Northland Church of Orlando, FL debuts the first Facebook app allowing members to watch and participate in live religious services.
Facebook members have shown a willingness to harvest crops, join the mob, and even throw vampires on the social network. But will they want to attend church?
The answer will come this Sunday when Northland Church of Orlando, FL debuts the first Facebook app that allows members to watch and participate in live religious services.
The app works like any other on Facebook: Members can search for it in the Facebook apps directory or, more likely, respond to an invitation to join. Once they’ve done so, members will be given the option of watching a live service from Northland – it holds five identical services a week – or viewing a recorded version of the most recent one.
While watching, members will see a list of all others watching, and be able to chat with them. A pastor will also be available to answer faith-related questions.
The idea, said Marty Taylor, Northland’s executive director of media design and technology, is to bring religion to where the people are, rather than waiting for the people to come to church.
“If Facebook were a country, it would be the third largest in the world,” said Taylor, referring to the social network’s more than 400 million members. “It’s a place where people who may not be part of a church are comfortable, so we want to take the church to them, and we want people who are part of our church to have that tool to invite people to be a part of it.”
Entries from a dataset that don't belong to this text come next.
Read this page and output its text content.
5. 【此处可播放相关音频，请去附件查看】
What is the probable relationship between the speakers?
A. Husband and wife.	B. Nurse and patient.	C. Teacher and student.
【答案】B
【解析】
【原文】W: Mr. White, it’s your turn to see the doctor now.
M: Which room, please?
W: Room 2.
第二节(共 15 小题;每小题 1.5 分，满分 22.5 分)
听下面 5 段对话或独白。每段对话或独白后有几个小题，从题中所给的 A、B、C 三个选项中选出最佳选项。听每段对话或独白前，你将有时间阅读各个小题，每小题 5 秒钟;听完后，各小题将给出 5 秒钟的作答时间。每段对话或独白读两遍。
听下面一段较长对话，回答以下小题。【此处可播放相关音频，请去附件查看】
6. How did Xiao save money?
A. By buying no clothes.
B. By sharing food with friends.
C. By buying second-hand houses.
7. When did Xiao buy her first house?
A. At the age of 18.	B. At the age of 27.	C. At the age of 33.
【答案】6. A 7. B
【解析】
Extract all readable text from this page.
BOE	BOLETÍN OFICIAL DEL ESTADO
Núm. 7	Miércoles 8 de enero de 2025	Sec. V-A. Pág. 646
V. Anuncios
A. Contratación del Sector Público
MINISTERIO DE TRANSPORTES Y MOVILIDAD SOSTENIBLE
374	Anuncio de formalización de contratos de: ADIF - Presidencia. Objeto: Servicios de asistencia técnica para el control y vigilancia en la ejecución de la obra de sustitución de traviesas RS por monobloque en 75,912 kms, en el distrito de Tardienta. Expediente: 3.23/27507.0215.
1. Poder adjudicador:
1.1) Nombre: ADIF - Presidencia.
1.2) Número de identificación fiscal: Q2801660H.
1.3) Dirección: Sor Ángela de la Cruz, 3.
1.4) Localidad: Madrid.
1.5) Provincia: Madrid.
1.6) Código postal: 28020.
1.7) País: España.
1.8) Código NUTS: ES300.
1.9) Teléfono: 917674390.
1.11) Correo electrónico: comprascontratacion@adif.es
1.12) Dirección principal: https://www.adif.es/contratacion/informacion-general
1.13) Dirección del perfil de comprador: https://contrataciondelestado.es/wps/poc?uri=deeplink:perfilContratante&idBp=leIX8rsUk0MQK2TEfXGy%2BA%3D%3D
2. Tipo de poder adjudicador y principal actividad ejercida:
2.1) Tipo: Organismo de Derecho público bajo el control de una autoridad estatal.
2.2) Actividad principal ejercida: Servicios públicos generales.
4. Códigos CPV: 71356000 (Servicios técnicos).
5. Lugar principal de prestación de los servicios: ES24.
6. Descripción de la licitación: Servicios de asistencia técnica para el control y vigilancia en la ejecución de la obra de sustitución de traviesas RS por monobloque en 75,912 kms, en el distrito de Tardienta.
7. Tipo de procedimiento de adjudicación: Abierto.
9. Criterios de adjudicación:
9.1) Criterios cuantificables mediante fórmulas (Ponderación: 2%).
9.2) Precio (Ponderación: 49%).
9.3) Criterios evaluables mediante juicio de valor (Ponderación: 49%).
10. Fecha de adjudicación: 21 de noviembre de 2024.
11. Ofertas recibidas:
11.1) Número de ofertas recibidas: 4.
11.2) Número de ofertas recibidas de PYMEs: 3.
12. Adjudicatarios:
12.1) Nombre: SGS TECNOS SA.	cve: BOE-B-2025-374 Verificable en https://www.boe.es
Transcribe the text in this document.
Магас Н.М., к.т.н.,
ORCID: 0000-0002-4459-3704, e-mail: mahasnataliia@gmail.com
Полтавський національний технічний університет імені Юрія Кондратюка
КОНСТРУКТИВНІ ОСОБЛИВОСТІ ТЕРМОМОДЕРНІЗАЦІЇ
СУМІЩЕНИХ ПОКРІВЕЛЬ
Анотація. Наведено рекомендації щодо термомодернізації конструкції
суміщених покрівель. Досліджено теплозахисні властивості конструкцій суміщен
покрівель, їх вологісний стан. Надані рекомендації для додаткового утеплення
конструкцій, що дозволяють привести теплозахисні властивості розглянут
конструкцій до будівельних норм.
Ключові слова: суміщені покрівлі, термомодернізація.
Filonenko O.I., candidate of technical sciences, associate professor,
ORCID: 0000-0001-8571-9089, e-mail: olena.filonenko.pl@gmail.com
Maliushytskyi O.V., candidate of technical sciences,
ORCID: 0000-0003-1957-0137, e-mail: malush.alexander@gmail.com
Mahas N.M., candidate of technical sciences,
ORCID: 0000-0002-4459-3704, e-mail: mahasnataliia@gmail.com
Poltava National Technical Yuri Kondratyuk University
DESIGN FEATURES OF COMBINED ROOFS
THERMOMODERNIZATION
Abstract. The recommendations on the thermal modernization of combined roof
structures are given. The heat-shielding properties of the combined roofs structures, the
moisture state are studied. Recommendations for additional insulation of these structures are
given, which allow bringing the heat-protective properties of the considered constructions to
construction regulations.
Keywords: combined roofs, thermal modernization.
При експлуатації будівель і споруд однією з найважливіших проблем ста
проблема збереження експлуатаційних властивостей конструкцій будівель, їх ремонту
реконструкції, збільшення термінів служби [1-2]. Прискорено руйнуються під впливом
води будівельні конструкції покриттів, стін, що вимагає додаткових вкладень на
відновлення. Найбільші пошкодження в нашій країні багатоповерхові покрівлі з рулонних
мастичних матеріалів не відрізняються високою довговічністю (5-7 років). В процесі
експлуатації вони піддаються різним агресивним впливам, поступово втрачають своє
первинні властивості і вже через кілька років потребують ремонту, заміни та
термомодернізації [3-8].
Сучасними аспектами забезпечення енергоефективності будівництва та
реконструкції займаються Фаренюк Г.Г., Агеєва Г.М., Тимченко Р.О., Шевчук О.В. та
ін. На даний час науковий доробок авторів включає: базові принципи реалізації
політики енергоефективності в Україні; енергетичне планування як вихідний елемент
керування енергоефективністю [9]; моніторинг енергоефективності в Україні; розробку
Using technology to reach new audiences is nothing new for the nondenominational Northland Church (full name: Northland, A Church Distributed.) In 2001, the 12,000-member congregation began using live, two-way video connections to broadcast its services to other satellite locations around central Florida. It started Webcasting those services in 2006, and soon began offering an interactive Web stream that allowed virtual viewers to chat with pastors and other worshippers. Today, about 2,000 people take advantage of the Web stream each week, according to the church. Last year, Northland launched an iPhone app, and 200 of its congregants now serve as virtual missionaries, replying to e-mails from worshippers around the world.
People watching the services on Facebook will see two banner ads, though neither will contain paid placements (one will be a house ad for the church, the other will promote a partnership with a missionary organization called Global Media Outreach).
Taylor acknowledged that the combination of religion and Facebook could attract some people more interested in mocking worshippers than joining them. As such, the chat rooms will be moderated, and any troublemakers would be dealt with swiftly, if not exactly harshly.
“We would reach out to that person and say ‘What would make you feel this way, and what would cause you to have disdain for the church, and how can we connect with you?’ he said. “Our goal is not to exclude anybody. We want to include those who wouldn’t normally be included.”